JOHN HOWARD: Well, if that's the case, it does bring a new dimension to it, and the fact that they appear to be suicide bombers, that also brings a new dimension to it, and it just underlines the immensity of the problem that countries like Britain and to a lesser extent but nonetheless to some extent Australia faces. We shouldn't complacently imagine that there aren't potentially suicide bombers in this country. I believe the threat is less in Australia, but we should not be complacent about this. Fanaticism has always existed. The terrifying thing now is that the weapons available to the fanatics are both more lethal and more easily delivered, and that's what makes terrorism, modern terrorism, so much more threat threatening.

MAXINE McKEW: Prime Minister, if as you say you can't rule out that possibility that we could have potential bombers right here in Australia, what if today's announcement, this redeployment to Afghanistan and our continued presence in Iraq is all the provocation they need?

JOHN HOWARD: Maxine, these people are opposed to what we believe in and what we stand for, far more than what we do. If you imagine that you can buy immunity from fanatics by curling yourself in a ball, apologising for the world - to the world - for who you are and what you stand for and what you believe in, not only is that morally bankrupt, but it's also ineffective. Because fanatics despise a lot of things and the things they despise most is weakness and timidity. There has been plenty of evidence through history that fanatics attack weakness and retreating people even more savagely than they do defiant people.


MAXINE McKEW: But this must be a factor in your thinking. I mean, you make a decision - or Cabinet made yesterday a decision - to go ahead and put extra troops into Afghanistan. And as compelling a moral and strategic reasons as there are for that decision, there could be some people out there who seek to do us harm, who will see this as just the excuse they need. That must weigh in your decision, so you're saying basically that's a risk we have to take?

JOHN HOWARD: Well, Maxine, you cannot conduct the foreign policy of a country as if it were shadow-boxing with fanatics. You just can't do that. You have to take decisions that you believe are in your country's best interests, and I believe very strongly it's in this country's best interests in 2005 to do the things we are doing in cooperation with our allies and our friends. I cannot look you in the face or the Australian public in the face and say, "This country is guaranteed immunity from a terrorist attack.
" I hope and pray it never happens, but it's a possibility. We have to understand that that is the world we're living in, and it's fair to say that the people who died on the London Underground, they were certainly not all white Anglo-Celtic Christians, they were a combination of people of different races and of different religions and it just undermines the fact that murderous fanatics are the enemies of us all, not just the enemies of a stereotypical idea of what a Westerner represents.

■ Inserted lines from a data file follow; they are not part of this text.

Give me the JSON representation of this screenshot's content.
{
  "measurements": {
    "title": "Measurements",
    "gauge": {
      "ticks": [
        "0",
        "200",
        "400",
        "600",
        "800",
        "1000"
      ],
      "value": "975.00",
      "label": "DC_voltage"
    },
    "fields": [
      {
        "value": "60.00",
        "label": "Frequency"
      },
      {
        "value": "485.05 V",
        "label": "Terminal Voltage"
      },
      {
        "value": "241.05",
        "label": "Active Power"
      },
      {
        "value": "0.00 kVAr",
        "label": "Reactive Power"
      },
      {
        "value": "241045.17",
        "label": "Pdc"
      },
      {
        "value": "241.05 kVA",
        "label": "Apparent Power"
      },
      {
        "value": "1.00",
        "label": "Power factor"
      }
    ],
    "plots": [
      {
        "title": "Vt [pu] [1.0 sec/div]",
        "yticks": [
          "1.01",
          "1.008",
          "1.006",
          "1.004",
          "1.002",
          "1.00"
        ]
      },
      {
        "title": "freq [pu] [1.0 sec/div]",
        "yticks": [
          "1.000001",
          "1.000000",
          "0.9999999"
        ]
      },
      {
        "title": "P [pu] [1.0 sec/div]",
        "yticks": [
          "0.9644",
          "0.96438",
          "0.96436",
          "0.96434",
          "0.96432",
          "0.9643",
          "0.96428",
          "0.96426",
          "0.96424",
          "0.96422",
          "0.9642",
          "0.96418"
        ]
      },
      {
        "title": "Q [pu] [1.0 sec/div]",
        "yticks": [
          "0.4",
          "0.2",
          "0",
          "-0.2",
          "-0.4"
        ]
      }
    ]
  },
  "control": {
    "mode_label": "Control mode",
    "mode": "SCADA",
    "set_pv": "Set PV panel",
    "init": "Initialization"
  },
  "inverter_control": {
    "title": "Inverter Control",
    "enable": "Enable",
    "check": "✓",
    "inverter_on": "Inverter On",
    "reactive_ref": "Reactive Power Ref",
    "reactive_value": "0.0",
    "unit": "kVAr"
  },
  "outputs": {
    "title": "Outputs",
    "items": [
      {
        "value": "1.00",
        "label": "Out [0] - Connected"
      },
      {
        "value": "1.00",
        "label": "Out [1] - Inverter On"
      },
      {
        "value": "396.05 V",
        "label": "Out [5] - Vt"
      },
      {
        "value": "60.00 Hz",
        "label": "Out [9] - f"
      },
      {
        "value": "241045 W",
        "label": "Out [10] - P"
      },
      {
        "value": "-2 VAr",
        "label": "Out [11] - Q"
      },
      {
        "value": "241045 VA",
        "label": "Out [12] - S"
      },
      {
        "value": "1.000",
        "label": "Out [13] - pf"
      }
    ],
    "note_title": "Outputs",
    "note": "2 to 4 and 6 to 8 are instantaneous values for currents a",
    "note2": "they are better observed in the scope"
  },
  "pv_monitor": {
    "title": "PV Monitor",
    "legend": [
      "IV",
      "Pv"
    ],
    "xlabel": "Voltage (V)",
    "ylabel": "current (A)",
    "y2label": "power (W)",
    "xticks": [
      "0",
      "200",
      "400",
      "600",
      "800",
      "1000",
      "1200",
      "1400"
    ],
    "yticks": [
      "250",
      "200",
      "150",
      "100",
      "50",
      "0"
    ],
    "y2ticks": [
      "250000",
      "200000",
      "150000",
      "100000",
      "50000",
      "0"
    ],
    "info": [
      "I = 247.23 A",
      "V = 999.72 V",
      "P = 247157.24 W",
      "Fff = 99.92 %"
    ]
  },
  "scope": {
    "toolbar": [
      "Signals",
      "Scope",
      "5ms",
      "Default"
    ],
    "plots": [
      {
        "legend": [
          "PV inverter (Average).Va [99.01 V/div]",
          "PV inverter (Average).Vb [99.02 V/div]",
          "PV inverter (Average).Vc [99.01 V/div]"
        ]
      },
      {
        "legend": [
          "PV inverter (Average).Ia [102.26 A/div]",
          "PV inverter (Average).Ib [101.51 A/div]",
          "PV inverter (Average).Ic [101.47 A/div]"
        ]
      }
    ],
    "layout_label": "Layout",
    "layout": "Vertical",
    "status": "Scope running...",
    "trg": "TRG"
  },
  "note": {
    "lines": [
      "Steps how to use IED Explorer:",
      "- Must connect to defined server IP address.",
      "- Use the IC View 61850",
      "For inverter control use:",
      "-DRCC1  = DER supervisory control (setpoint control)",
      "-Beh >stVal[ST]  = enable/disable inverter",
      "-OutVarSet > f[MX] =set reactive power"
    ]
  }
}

MAXINE McKEW: Prime Minister, we have to leave it there, but thanks for your time tonight and have a safe trip.

JOHN HOWARD: Thank you.
 
:clap: :clap: :clap: :clap: :clap: :clap:

applause.gif


We love you Australia! God bless you for your support and friendship!
 
Ahh good old Aussies always there when you need them, you know australia is like the only country eft that the U.S can really count on. They are also the only other coutry that hasnt botched the notion of free trade.
 
xandy123 said:
Ahh good old Aussies always there when you need them, you know australia is like the only country eft that the U.S can really count on. They are also the only other coutry that hasnt botched the notion of free trade.


And gee, would ya look at that, they're cousins of the Brits - our other staunch ally.. :)
 
I think our military contributions are widely appreciated, and admired in both the United States and Britain.
They are appreciated very much. John Howard is an excellent leader.